Why is the PII not redacted in my transcription?

Make sure that at least one PII policy has been specified in your request, using the redact_pii_policies parameter. If you’re still experiencing issues, please reach out to our support team for assistance.

Why is my webhook not being sent?

There could be several reasons why your webhook isn’t being sent, such as a misconfigured URL, an unreachable endpoint, or an issue with the authentication headers. Double-check your request and ensure that the webhook_url parameter is included with a valid URL that can be reached by AssemblyAI’s API. If you’re using custom authentication headers, ensure that the webhook_auth_header_name and webhook_auth_header_value parameters are included and are correct. If you’re still having issues, please contact our support team for assistance.

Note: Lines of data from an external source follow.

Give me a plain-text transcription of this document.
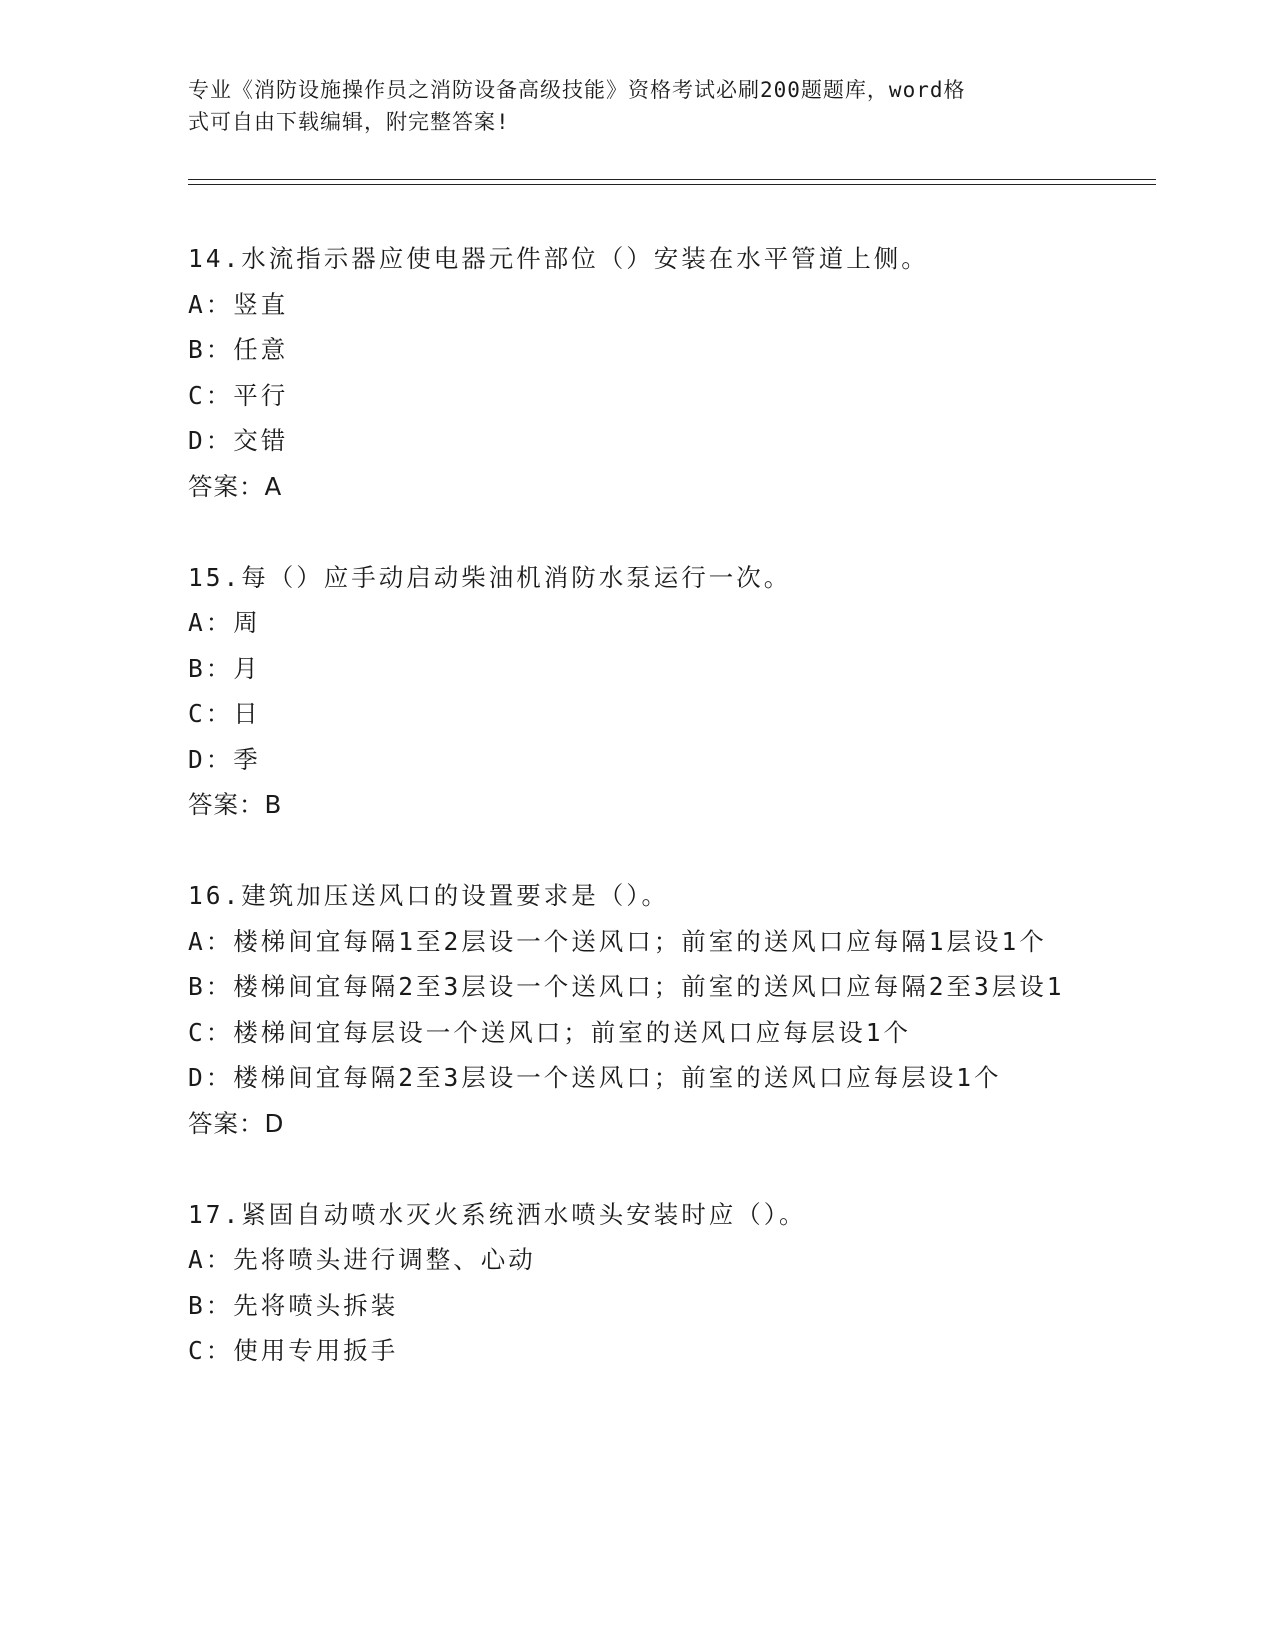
专业《消防设施操作员之消防设备高级技能》资格考试必刷200题题库，word格
式可自由下载编辑，附完整答案!

14.水流指示器应使电器元件部位（）安装在水平管道上侧。

A：竖直

B：任意

C：平行

D：交错

答案：A

15.每（）应手动启动柴油机消防水泵运行一次。

A：周

B：月

C：日

D：季

答案：B

16.建筑加压送风口的设置要求是（）。

A：楼梯间宜每隔1至2层设一个送风口；前室的送风口应每隔1层设1个

B：楼梯间宜每隔2至3层设一个送风口；前室的送风口应每隔2至3层设1

C：楼梯间宜每层设一个送风口；前室的送风口应每层设1个

D：楼梯间宜每隔2至3层设一个送风口；前室的送风口应每层设1个

答案：D

17.紧固自动喷水灭火系统洒水喷头安装时应（）。

A：先将喷头进行调整、心动

B：先将喷头拆装

C：使用专用扳手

Why does my redacted audio file sound worse than the original?

By default, the API returns redacted audio files in MP3 format, a lossy format. Lossy formats remove audio information to reduce file size, which may cause a reduction in quality. The difference may be particularly noticeable if the submitted audio is in a lossless file format. To retain as much quality as possible, you can instead return your redacted audio files in a lossless format, by setting redact_pii_audio_quality to wav.